We're not done there.

How about the 2008 Trojans? In the regular season, they outscored its opponents 450-93. They obliterated a top-5 Ohio State team 35-3 at the Coliseum, beat Notre Dame 38-3, beat a ranked Oregon team 44-10, allowed three points to a ranked Cal team, and their one loss was on the road to an Oregon State team that finished the year ranked #19 in the AP Poll.

But SC was denied an opportunity to play for a title because the Pac-10 had no conference championship game, Florida had Tim Tebow and Oklahoma somehow jumped from 4th to 2nd in the final poll of the season. 

Still, the Trojans dominated #6 Penn State in the Rose Bowl, and finished the year 12-1. Florida was 13-1. Who's to say SC doesn't deserve a championship that year, because it was denied the right to play for one? 

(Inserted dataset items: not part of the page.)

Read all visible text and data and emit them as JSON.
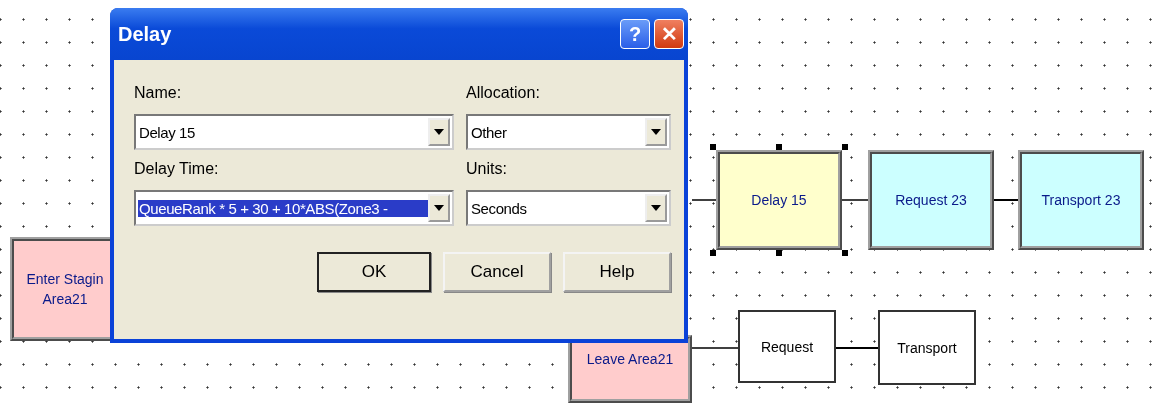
{
  "canvas": {
    "nodes": [
      {
        "lines": [
          "Delay 15"
        ],
        "color": "#ffffcc",
        "selected": true,
        "outlined": false
      },
      {
        "lines": [
          "Request 23"
        ],
        "color": "#ccffff",
        "selected": false,
        "outlined": false
      },
      {
        "lines": [
          "Transport 23"
        ],
        "color": "#ccffff",
        "selected": false,
        "outlined": false
      },
      {
        "lines": [
          "Request"
        ],
        "color": "#ffffff",
        "selected": false,
        "outlined": true
      },
      {
        "lines": [
          "Transport"
        ],
        "color": "#ffffff",
        "selected": false,
        "outlined": true
      },
      {
        "lines": [
          "Leave Area21"
        ],
        "color": "#ffcccc",
        "selected": false,
        "outlined": false
      },
      {
        "lines": [
          "Enter Stagin",
          "Area21"
        ],
        "color": "#ffcccc",
        "selected": false,
        "outlined": false
      }
    ]
  },
  "dialog": {
    "title": "Delay",
    "help_button": "?",
    "close_button": "✕",
    "fields": [
      {
        "label": "Name:",
        "value": "Delay 15",
        "selected": false
      },
      {
        "label": "Allocation:",
        "value": "Other",
        "selected": false
      },
      {
        "label": "Delay Time:",
        "value": "QueueRank * 5 + 30 + 10*ABS(Zone3 -",
        "selected": true
      },
      {
        "label": "Units:",
        "value": "Seconds",
        "selected": false
      }
    ],
    "buttons": [
      {
        "label": "OK",
        "default": true
      },
      {
        "label": "Cancel",
        "default": false
      },
      {
        "label": "Help",
        "default": false
      }
    ]
  }
}
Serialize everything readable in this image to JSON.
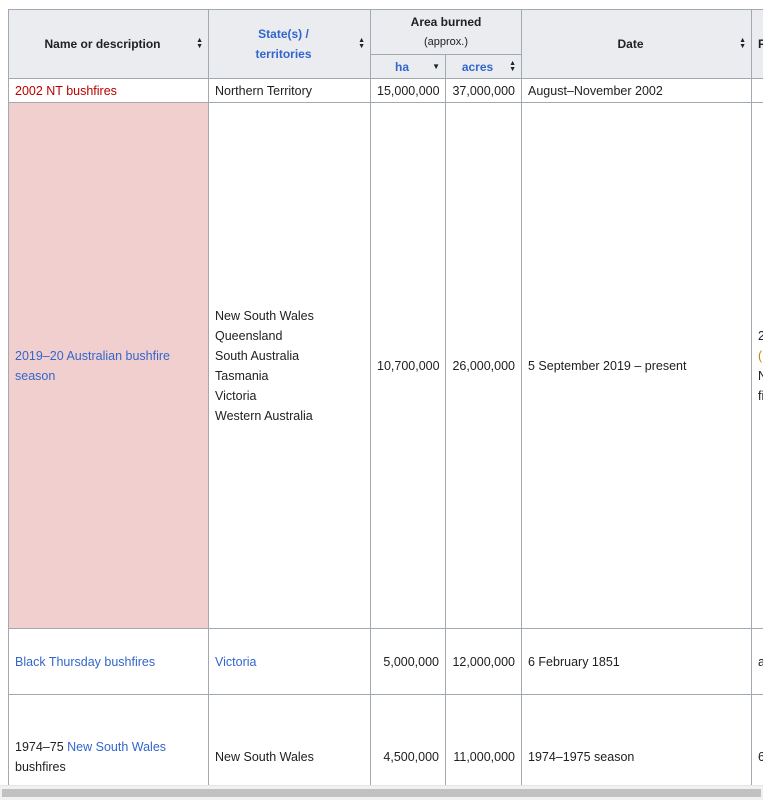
{
  "table": {
    "headers": {
      "name": "Name or description",
      "states": "State(s) /\nterritories",
      "area": "Area burned",
      "area_sub": "(approx.)",
      "ha": "ha",
      "acres": "acres",
      "date": "Date",
      "next_partial": "F"
    },
    "rows": [
      {
        "name": "2002 NT bushfires",
        "states": [
          "Northern Territory"
        ],
        "ha": "15,000,000",
        "acres": "37,000,000",
        "date": "August–November 2002",
        "extra": ""
      },
      {
        "name_line1": "2019–20 Australian bushfire",
        "name_line2": "season",
        "states": [
          "New South Wales",
          "Queensland",
          "South Australia",
          "Tasmania",
          "Victoria",
          "Western Australia"
        ],
        "ha": "10,700,000",
        "acres": "26,000,000",
        "date": "5 September 2019 – present",
        "extra": [
          "2",
          "(",
          "N",
          "fi"
        ]
      },
      {
        "name": "Black Thursday bushfires",
        "states": [
          "Victoria"
        ],
        "ha": "5,000,000",
        "acres": "12,000,000",
        "date": "6 February 1851",
        "extra": "a"
      },
      {
        "name_prefix": "1974–75",
        "name_link": "New South Wales",
        "name_suffix": "bushfires",
        "states": [
          "New South Wales"
        ],
        "ha": "4,500,000",
        "acres": "11,000,000",
        "date": "1974–1975 season",
        "extra": "6"
      }
    ]
  },
  "icons": {
    "sort_both": "sort-both-icon",
    "sort_down": "sort-down-icon"
  },
  "colors": {
    "header_bg": "#eaecf0",
    "border": "#a2a9b1",
    "link": "#3366cc",
    "redlink": "#ba0000",
    "highlight": "#f2cfcf"
  }
}
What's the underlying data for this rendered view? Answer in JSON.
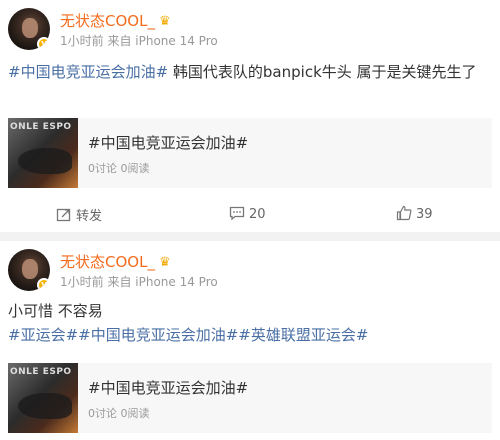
{
  "posts": [
    {
      "user": "无状态COOL_",
      "meta": "1小时前 来自 iPhone 14 Pro",
      "tags": "#中国电竞亚运会加油#",
      "text": " 韩国代表队的banpick牛头 属于是关键先生了",
      "card": {
        "thumb_text": "ONLE ESPO",
        "title": "#中国电竞亚运会加油#",
        "stats": "0讨论 0阅读"
      },
      "actions": {
        "repost": "转发",
        "comments": "20",
        "likes": "39"
      }
    },
    {
      "user": "无状态COOL_",
      "meta": "1小时前 来自 iPhone 14 Pro",
      "text": "小可惜 不容易",
      "tags": "#亚运会##中国电竞亚运会加油##英雄联盟亚运会#",
      "card": {
        "thumb_text": "ONLE ESPO",
        "title": "#中国电竞亚运会加油#",
        "stats": "0讨论 0阅读"
      }
    }
  ],
  "colors": {
    "username": "#f36b1c",
    "hashtag": "#4a6fa5",
    "meta": "#999999",
    "badge": "#f6b400"
  },
  "icons": {
    "verified": "verified-badge-icon",
    "crown": "crown-icon",
    "repost": "repost-icon",
    "comment": "comment-icon",
    "like": "thumbs-up-icon"
  }
}
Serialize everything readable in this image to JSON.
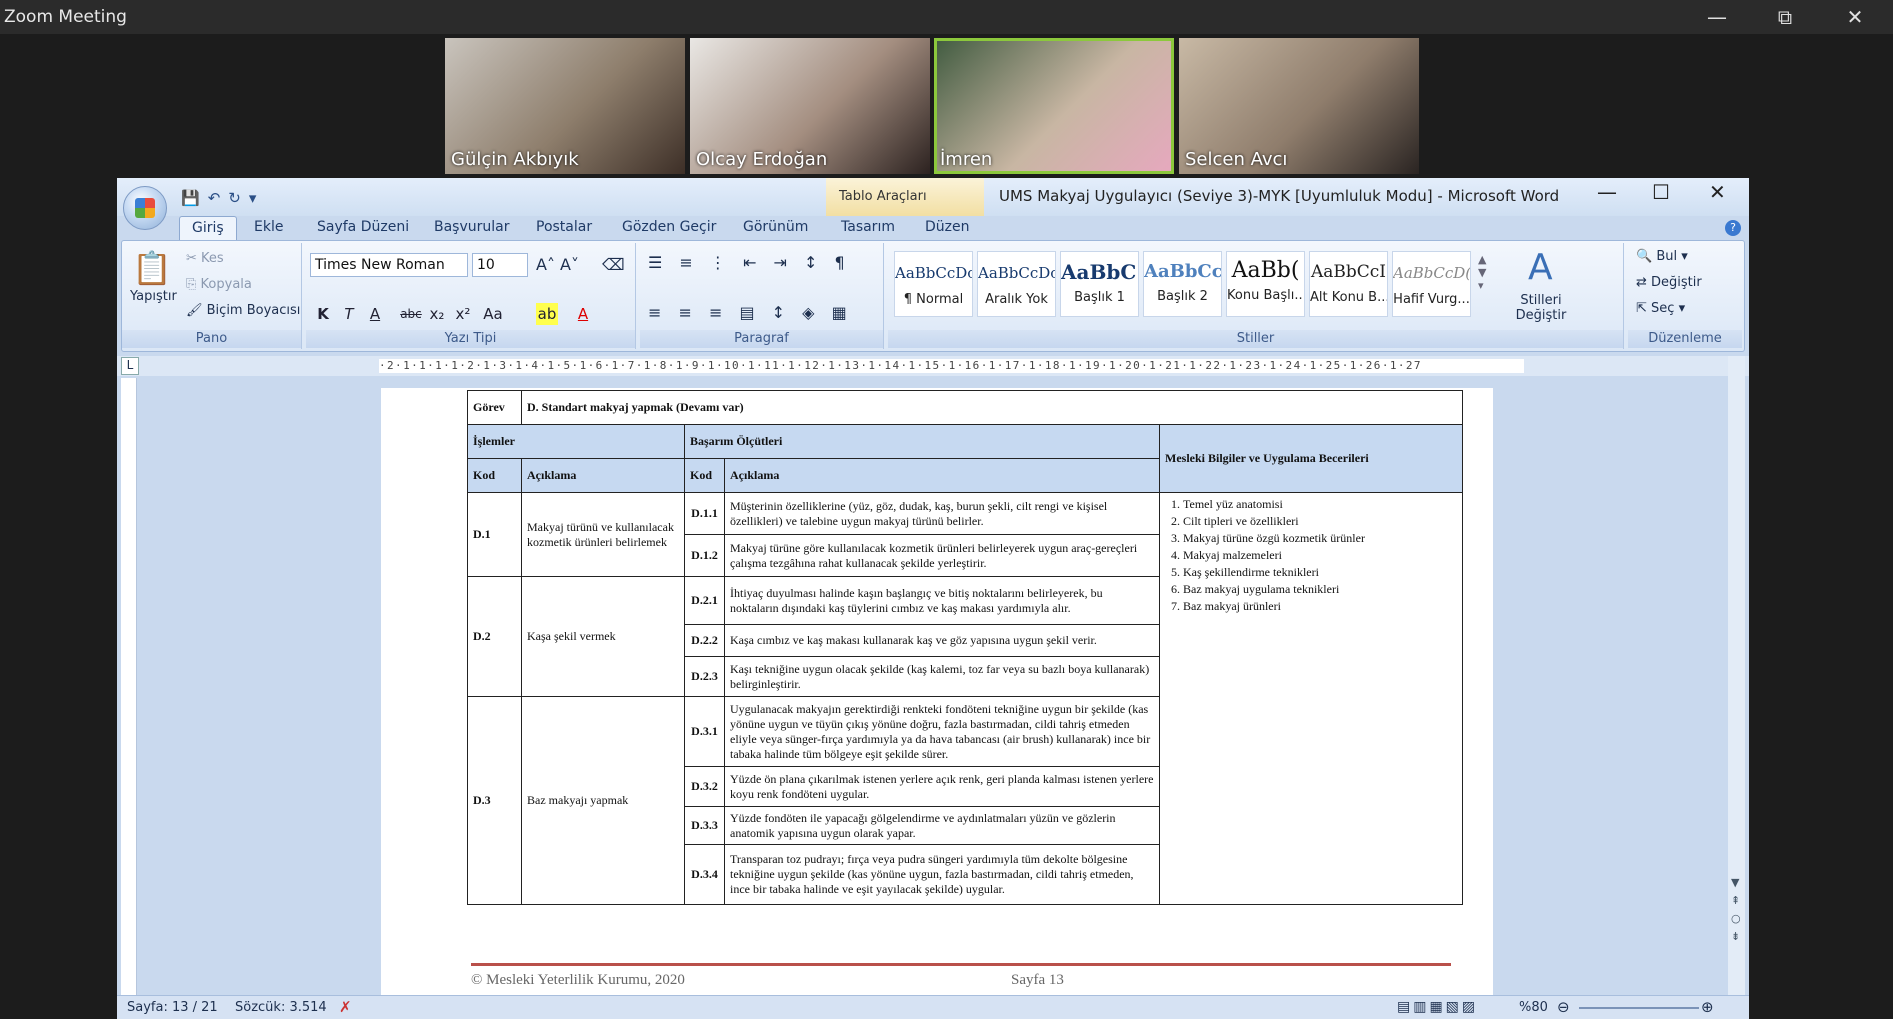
{
  "zoom": {
    "title": "Zoom Meeting",
    "controls": [
      "—",
      "⧉",
      "✕"
    ],
    "participants": [
      {
        "name": "Gülçin Akbıyık"
      },
      {
        "name": "Olcay Erdoğan"
      },
      {
        "name": "İmren",
        "active": true
      },
      {
        "name": "Selcen Avcı"
      }
    ]
  },
  "word": {
    "tool_tab": "Tablo Araçları",
    "title": "UMS Makyaj Uygulayıcı (Seviye 3)-MYK [Uyumluluk Modu] - Microsoft Word",
    "tabs": [
      "Giriş",
      "Ekle",
      "Sayfa Düzeni",
      "Başvurular",
      "Postalar",
      "Gözden Geçir",
      "Görünüm",
      "Tasarım",
      "Düzen"
    ],
    "pano": {
      "label": "Pano",
      "paste": "Yapıştır",
      "cut": "Kes",
      "copy": "Kopyala",
      "format": "Biçim Boyacısı"
    },
    "font": {
      "label": "Yazı Tipi",
      "name": "Times New Roman",
      "size": "10"
    },
    "paragraf": {
      "label": "Paragraf"
    },
    "styles": {
      "label": "Stiller",
      "items": [
        {
          "preview": "AaBbCcDc",
          "name": "¶ Normal"
        },
        {
          "preview": "AaBbCcDc",
          "name": "Aralık Yok"
        },
        {
          "preview": "AaBbC(",
          "name": "Başlık 1"
        },
        {
          "preview": "AaBbCc",
          "name": "Başlık 2"
        },
        {
          "preview": "AaBb(",
          "name": "Konu Başlı..."
        },
        {
          "preview": "AaBbCcI",
          "name": "Alt Konu B..."
        },
        {
          "preview": "AaBbCcD(",
          "name": "Hafif Vurg..."
        }
      ],
      "change": "Stilleri Değiştir"
    },
    "editing": {
      "label": "Düzenleme",
      "find": "Bul",
      "replace": "Değiştir",
      "select": "Seç"
    },
    "ruler": "·2·1·1·1·1·2·1·3·1·4·1·5·1·6·1·7·1·8·1·9·1·10·1·11·1·12·1·13·1·14·1·15·1·16·1·17·1·18·1·19·1·20·1·21·1·22·1·23·1·24·1·25·1·26·1·27",
    "status": {
      "page": "Sayfa: 13 / 21",
      "words": "Sözcük: 3.514",
      "zoom": "%80"
    }
  },
  "document": {
    "gorev_label": "Görev",
    "gorev": "D. Standart makyaj yapmak (Devamı var)",
    "h_islemler": "İşlemler",
    "h_basarim": "Başarım Ölçütleri",
    "h_mesleki": "Mesleki Bilgiler ve Uygulama Becerileri",
    "h_kod": "Kod",
    "h_aciklama": "Açıklama",
    "ops": [
      {
        "kod": "D.1",
        "aciklama": "Makyaj türünü ve kullanılacak kozmetik ürünleri belirlemek",
        "criteria": [
          {
            "kod": "D.1.1",
            "text": "Müşterinin özelliklerine (yüz, göz, dudak, kaş, burun şekli, cilt rengi ve kişisel özellikleri) ve talebine uygun makyaj türünü belirler."
          },
          {
            "kod": "D.1.2",
            "text": "Makyaj türüne göre kullanılacak kozmetik ürünleri belirleyerek uygun araç-gereçleri çalışma tezgâhına rahat kullanacak şekilde yerleştirir."
          }
        ]
      },
      {
        "kod": "D.2",
        "aciklama": "Kaşa şekil vermek",
        "criteria": [
          {
            "kod": "D.2.1",
            "text": "İhtiyaç duyulması halinde kaşın başlangıç ve bitiş noktalarını belirleyerek, bu noktaların dışındaki kaş tüylerini cımbız ve kaş makası yardımıyla alır."
          },
          {
            "kod": "D.2.2",
            "text": "Kaşa cımbız ve kaş makası kullanarak kaş ve göz yapısına uygun şekil verir."
          },
          {
            "kod": "D.2.3",
            "text": "Kaşı tekniğine uygun olacak şekilde (kaş kalemi, toz far veya su bazlı boya kullanarak) belirginleştirir."
          }
        ]
      },
      {
        "kod": "D.3",
        "aciklama": "Baz makyajı yapmak",
        "criteria": [
          {
            "kod": "D.3.1",
            "text": "Uygulanacak makyajın gerektirdiği renkteki fondöteni tekniğine uygun bir şekilde (kas yönüne uygun ve tüyün çıkış yönüne doğru, fazla bastırmadan, cildi tahriş etmeden eliyle veya sünger-fırça yardımıyla ya da hava tabancası (air brush) kullanarak) ince bir tabaka halinde tüm bölgeye eşit şekilde sürer."
          },
          {
            "kod": "D.3.2",
            "text": "Yüzde ön plana çıkarılmak istenen yerlere açık renk, geri planda kalması istenen yerlere koyu renk fondöteni uygular."
          },
          {
            "kod": "D.3.3",
            "text": "Yüzde fondöten ile yapacağı gölgelendirme ve aydınlatmaları yüzün ve gözlerin anatomik yapısına uygun olarak yapar."
          },
          {
            "kod": "D.3.4",
            "text": "Transparan toz pudrayı; fırça veya pudra süngeri yardımıyla tüm dekolte bölgesine tekniğine uygun şekilde (kas yönüne uygun, fazla bastırmadan, cildi tahriş etmeden, ince bir tabaka halinde ve eşit yayılacak şekilde) uygular."
          }
        ]
      }
    ],
    "mesleki": [
      "Temel yüz anatomisi",
      "Cilt tipleri ve özellikleri",
      "Makyaj türüne özgü kozmetik ürünler",
      "Makyaj malzemeleri",
      "Kaş şekillendirme teknikleri",
      "Baz makyaj uygulama teknikleri",
      "Baz makyaj ürünleri"
    ],
    "footer_left": "© Mesleki Yeterlilik Kurumu, 2020",
    "footer_right": "Sayfa 13"
  }
}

Maybe SC should also claim 2002, a year in which it beat #7 Notre Dame 44-13, then demolished #3 Iowa 38-17 in the Orange Bowl. After all, Nebraska got to the title game that year even after losing to #14 Colorado in their final game of the season. That sounds unfair to the surging Trojans. Boom, championship.

After all, the Auburn Tigers are claiming 2004 because "Darryl W. Perry and GBE College Football Ratings" picked them as champions. I'm Ian A. Miller, and I pick that the 2002 and 2008 Trojans were the true champions. There, that's all they need.

Then there's 1976. USC finished that season by winning 11 games in a row. The last three games were wins over #2 UCLA, #13 Notre Dame, and #2 Michigan in the Rose Bowl. Six different "major selector" polls picked SC as National Champions. But the undefeated Pittsburgh Panthers claim it. Well, not anymore.

Look, there's nothing specific about the Auburn Tigers that makes them worse than anybody else at this nonsense, any number of schools, including Alabama and Tennessee, have made a number of ridiculous, nonsensical championship claims. This is what happens with no specific system. But if they're going to do it, other teams should too.